我对__shfl_down和__shfl_down_sync感到困惑,它们给出了不同的结果。

代码语言:javascript
复制
__global__ void shufledown1(double* a, double *b,double *c, int N)
{
    double  temp = 2.0;
    __syncthreads();

   for (int offset = 32/2; offset > 0; offset /= 2){
         temp+=__shfl_down(temp, offset,32);
   }
    printf("%d %f %d \n",threadIdx.x ,temp,blockDim.x * gridDim.x);
}
__global__ void shufledown2(double* a, double *b,double *c, int N)
{
    double  temp = 2.0;
    __syncthreads();

   for (int offset = 32/2; offset > 0; offset /= 2){
       temp+=__shfl_down_sync(temp, offset,32)
   }
    printf("%d %f %d \n",threadIdx.x ,temp,blockDim.x * gridDim.x);
}

第一个人说:

代码语言:javascript
复制
0 64.000000 64 
'''''
''''
''''
63 64.000000 64 

第二项建议是:

代码语言:javascript
复制
0 33.000000 64
'''''
''''
''''
63 33.000000 64 

内核由1个块64个线程运行。问候

EN

回答 1

Stack Overflow用户

回答已采纳

发布于 2018-06-01 15:46:42

除了一个不同的名称之外,如_sync中所示,翘曲洗牌函数的文献资料版本也有一个不同的原型。第一个参数是掩码参数。

您似乎试图以相同的方式使用这两个函数:

代码语言:javascript
复制
     temp+=__shfl_down(temp, offset,32);

temp+=__shfl_down_sync(temp, offset,32);

但这是不正确的。
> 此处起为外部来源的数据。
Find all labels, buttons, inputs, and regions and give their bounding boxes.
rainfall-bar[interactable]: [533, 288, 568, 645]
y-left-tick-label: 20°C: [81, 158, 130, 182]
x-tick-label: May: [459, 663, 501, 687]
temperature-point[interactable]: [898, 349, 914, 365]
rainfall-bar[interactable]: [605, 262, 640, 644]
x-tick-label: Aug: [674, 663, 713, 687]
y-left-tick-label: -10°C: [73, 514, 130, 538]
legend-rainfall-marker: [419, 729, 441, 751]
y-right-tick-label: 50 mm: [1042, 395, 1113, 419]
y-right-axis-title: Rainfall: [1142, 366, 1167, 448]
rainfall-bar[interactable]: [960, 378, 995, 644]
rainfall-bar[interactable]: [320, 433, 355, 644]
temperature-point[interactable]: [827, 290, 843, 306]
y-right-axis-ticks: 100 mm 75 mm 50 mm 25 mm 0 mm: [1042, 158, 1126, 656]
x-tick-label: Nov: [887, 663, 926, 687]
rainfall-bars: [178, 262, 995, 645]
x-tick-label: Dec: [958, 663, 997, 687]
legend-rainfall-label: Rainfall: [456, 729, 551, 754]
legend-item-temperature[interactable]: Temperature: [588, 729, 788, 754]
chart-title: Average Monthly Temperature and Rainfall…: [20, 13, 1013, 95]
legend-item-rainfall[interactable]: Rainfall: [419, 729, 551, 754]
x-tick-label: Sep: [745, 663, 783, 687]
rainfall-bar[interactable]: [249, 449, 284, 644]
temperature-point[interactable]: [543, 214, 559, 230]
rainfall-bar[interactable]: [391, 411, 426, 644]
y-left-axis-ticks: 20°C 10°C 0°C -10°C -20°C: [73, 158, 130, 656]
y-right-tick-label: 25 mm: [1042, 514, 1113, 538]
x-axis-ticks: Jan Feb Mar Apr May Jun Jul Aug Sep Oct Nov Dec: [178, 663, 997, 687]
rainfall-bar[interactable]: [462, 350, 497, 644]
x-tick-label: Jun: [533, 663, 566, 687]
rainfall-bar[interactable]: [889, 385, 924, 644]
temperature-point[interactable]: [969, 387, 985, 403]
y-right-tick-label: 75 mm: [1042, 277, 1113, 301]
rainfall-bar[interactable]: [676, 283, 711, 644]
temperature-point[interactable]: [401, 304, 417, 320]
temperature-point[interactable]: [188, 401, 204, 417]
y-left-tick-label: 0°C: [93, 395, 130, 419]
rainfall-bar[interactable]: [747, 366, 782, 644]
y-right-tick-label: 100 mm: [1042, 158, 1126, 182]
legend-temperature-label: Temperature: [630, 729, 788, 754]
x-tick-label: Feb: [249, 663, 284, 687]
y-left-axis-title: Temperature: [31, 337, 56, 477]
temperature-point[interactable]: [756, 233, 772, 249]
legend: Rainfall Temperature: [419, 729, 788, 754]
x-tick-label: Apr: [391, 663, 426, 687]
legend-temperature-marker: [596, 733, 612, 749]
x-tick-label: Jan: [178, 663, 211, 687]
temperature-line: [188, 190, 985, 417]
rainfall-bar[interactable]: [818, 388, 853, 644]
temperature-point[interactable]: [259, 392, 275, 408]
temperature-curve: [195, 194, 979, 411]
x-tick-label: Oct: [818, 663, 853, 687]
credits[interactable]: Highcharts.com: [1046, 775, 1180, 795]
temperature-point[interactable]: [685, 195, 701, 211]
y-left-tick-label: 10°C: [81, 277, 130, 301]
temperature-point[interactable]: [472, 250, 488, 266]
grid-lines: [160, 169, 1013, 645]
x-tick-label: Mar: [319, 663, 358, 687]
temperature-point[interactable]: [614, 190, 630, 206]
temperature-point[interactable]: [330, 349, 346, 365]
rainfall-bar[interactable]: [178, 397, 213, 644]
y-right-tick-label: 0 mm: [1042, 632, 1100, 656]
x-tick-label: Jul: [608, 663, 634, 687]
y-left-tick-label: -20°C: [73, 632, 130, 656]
要以类似的方式使用_sync版本,您应该这样做:

代码语言:javascript
复制
temp+=__shfl_down_sync(0xFFFFFFFF, temp, offset,32);

当我进行更改时,您的代码为我正确运行:

代码语言:javascript
复制
#include <stdio.h>

__global__ void shufledown1(double* a, double *b,double *c, int N)
{
    double  temp = 2.0;
    __syncthreads();

   for (int offset = 32/2; offset > 0; offset /= 2){
         temp+=__shfl_down(temp, offset,32);
   }
    printf("%d %f %d \n",threadIdx.x ,temp,blockDim.x * gridDim.x);
}
__global__ void shufledown2(double* a, double *b,double *c, int N)
{
    double  temp = 2.0;
    __syncthreads();

   for (int offset = 32/2; offset > 0; offset /= 2){
       temp+=__shfl_down_sync(0xFFFFFFFF, temp, offset,32);
   }
    printf("%d %f %d \n",threadIdx.x ,temp,blockDim.x * gridDim.x);
}


int main(){
    double *a = NULL, *b = NULL, *c = NULL;
    shufledown1<<<1,64>>>(a, b, c, 0);
    cudaDeviceSynchronize();
    shufledown2<<<1,64>>>(a, b, c, 0);
    cudaDeviceSynchronize();
}
$ nvcc -arch=sm_60 -o t1358 t1358.cu
t1358.cu(9): warning: function "__shfl_down(double, unsigned int, int)"
/usr/local/cuda/bin/..//include/sm_30_intrinsics.hpp(453): here was declared deprecated ("__shfl_down() is deprecated in favor of __shfl_down_sync() and may be removed in a future release (Use -Wno-deprecated-declarations to suppress this warning).")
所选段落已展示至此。